Learn about teaching abroad

Tuesday, April 7th, 2009

Anky Chau knew she wanted to work overseas after she graduated, so after completing her psychology degree at Queen’s University, Chau spent a year and half teaching English in Yokohama, Japan.

“At first it was challenging, especially the culture shock,” Chau said. “But I found the teaching fun.”

“What I remember is connecting with people on a global scale. My best memories are of immersing myself in the culture.”

Chau taught for AEON, one of several companies organizing overseas teaching programs.

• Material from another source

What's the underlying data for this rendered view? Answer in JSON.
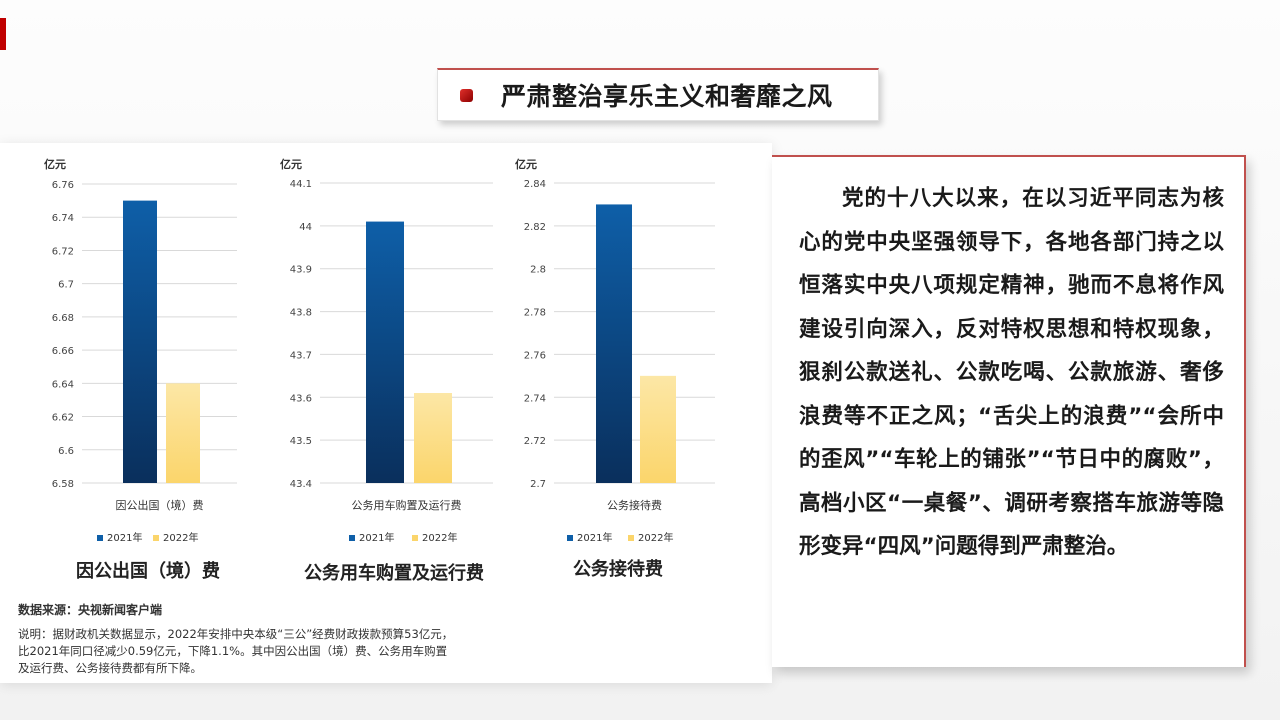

For example, the NOVA Group recruits teachers on a one-year contract for its private English-as-a-Second-Language schools in Japan.

“You teach classes of a maximum four people... and work on confidence and listening comprehension,” said Stephen Fillmore, a NOVA recruit.

Fillmore said ESL students are linked based on language capabilities, so the same class might have a 15-year-old student and a 45-year-old marketing official.

Another company, Canada 2 Korea, places Canadians in both the Korean school system and private institutions.

Mike Sprenger, director of Canada 2 Korea, said teachers aren’t required to learn the country’s language.

“The Korean people are very kind and helpful and often understand English,” he said.

The schools and companies typically arrange and pay for or subsidize furnished apartments within walking distance of the school or train station. Teachers live with or near other teachers.

“You don’t know the culture, so it’s important to acclimatize and talk with people who understand what you’re going through,” Fillmore said.

Training is usually provided, although some companies require applicants to become “Teaching English as a Second Language” certified.

“There are prescribed steps for new instructors, but it’s flexible for outside material once you have experience and want to cater to the interests of the students,” Fillmore said.

Fillmore said teachers often use activities like games and role-playing.

“Variety is key,” he said. “It’s designed to be fun.”

Both NOVA and Canada 2 Korea have booths at the Career Fair, which takes place today from 11 a.m. to 4 p.m. in the University Community Centre. Over 75 employers are attending.